Numa simples e primeira abordagem, a responsabilidade civil consiste na obrigação de responder pelos danos causados a outrem, isto é, na obrigação de indemnizar. Esta ideia, no seguimento do desenvolvimento do estado intervencionista, com as sociedades cada vez mais complexas, competitivas e abertas ao exterior, torna-se altamente imperativa e carece de elaboração.  

Existem dois tipos fundamentais de responsabilidade importantes para o âmbito do presente trabalho: a responsabilidade contratual e a responsabilidade extracontratual. 

  1. A responsabilidade contratual consiste, em termos gerais, numa derivação do incumprimento de uma obrigação pré-existente, fruto da vontade das partes. Assim, resulta de um dever de conduta imposto por um acordo mútuo, 
  2. Quanto à responsabilidade extracontratual, conduz à ideia de obrigação de ressarcir, derivada das infrações de dever geral de não causar dano a outrem.

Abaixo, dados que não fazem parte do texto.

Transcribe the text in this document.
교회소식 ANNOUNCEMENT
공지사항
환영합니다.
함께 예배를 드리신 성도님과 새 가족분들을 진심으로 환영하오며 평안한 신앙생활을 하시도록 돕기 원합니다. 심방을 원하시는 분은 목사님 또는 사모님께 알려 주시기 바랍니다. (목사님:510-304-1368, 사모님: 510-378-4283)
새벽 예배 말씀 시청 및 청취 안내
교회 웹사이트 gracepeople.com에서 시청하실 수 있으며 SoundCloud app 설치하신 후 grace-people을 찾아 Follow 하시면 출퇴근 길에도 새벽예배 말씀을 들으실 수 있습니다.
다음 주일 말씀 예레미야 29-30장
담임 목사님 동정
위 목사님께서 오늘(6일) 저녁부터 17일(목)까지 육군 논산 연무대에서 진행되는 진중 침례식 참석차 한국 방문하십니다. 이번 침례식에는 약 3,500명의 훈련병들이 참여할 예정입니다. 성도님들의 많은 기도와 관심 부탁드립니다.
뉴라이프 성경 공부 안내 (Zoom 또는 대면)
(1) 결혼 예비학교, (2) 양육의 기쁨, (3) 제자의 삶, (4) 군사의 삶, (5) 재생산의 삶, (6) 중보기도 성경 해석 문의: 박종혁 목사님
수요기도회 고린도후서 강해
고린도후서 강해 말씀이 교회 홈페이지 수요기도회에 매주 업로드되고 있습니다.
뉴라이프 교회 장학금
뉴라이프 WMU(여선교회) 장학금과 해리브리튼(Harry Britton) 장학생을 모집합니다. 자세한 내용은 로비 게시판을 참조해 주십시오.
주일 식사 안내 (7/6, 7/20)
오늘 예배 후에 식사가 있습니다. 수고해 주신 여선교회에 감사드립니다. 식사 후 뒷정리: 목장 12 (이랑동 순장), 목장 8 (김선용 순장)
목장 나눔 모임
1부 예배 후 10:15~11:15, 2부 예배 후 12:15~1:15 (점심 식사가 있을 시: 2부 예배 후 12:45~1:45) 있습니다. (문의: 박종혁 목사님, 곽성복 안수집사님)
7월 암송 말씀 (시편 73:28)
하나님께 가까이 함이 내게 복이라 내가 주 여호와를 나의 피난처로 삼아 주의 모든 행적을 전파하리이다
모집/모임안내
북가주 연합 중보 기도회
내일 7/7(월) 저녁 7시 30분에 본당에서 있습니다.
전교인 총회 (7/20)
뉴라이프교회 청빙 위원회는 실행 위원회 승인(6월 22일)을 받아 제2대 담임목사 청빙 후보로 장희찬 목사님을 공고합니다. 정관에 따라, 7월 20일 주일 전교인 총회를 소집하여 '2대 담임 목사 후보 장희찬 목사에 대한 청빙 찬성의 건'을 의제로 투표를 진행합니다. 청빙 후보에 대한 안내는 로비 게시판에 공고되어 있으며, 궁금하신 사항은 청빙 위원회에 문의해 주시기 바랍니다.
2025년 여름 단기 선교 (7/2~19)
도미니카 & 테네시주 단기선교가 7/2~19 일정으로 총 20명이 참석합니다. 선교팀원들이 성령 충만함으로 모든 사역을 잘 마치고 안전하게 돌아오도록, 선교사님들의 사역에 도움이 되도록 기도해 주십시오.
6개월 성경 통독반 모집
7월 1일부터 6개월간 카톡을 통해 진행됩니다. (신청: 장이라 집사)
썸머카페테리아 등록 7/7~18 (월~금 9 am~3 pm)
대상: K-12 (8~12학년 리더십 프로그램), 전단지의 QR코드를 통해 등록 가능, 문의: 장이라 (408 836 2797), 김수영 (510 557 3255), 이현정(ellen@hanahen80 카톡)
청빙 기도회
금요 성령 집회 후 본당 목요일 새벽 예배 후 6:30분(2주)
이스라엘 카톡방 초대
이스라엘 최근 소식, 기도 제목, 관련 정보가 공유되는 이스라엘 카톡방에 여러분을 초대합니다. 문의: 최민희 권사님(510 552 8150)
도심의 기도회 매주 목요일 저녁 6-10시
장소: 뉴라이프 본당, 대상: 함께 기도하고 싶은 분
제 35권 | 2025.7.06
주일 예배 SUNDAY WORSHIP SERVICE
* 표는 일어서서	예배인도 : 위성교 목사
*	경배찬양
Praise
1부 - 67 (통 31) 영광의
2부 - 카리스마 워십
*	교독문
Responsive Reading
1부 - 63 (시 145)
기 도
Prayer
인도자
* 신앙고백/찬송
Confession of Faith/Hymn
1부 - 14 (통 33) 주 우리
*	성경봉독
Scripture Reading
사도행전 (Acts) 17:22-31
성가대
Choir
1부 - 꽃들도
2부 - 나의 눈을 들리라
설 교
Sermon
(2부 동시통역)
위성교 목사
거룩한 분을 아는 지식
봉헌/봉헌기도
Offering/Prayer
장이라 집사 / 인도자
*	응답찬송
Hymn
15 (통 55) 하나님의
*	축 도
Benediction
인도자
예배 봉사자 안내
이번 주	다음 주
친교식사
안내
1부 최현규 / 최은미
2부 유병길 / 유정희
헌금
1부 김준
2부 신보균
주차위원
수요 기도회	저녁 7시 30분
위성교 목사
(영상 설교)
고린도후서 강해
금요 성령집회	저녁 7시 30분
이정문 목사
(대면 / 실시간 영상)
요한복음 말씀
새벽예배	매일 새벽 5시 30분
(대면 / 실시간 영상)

A responsabilidade administrativa tanto pode ter a sua fonte em relações jurídicas de natureza obrigacional ou no decorrer do incumprimento de relações jurídicas preexistentes, como foi mencionado, mas, pode ainda, ao abrigo de normas de direito privado, fora do âmbito próprio da função administrativa (fins instrumentais relacionados com a atividade especifica de prossecução do interesse público), ficar constituída no dever de indemnizar os danos causados a terceiros, conforme resulta do artigo 501º CC.

A responsabilidade civil da administração não é altamente distinta daquela aplicada nas relações privadas. A sua função principal acaba por ser, em qualquer caso e em ambos os ramos de direito, ressarcir os prejuízos que, segundo o curso normal dos acontecimentos, não deviam ter acontecido, colocando-se o lesado na situação em que estaria se não tivesse ocorrido o evento lesivo.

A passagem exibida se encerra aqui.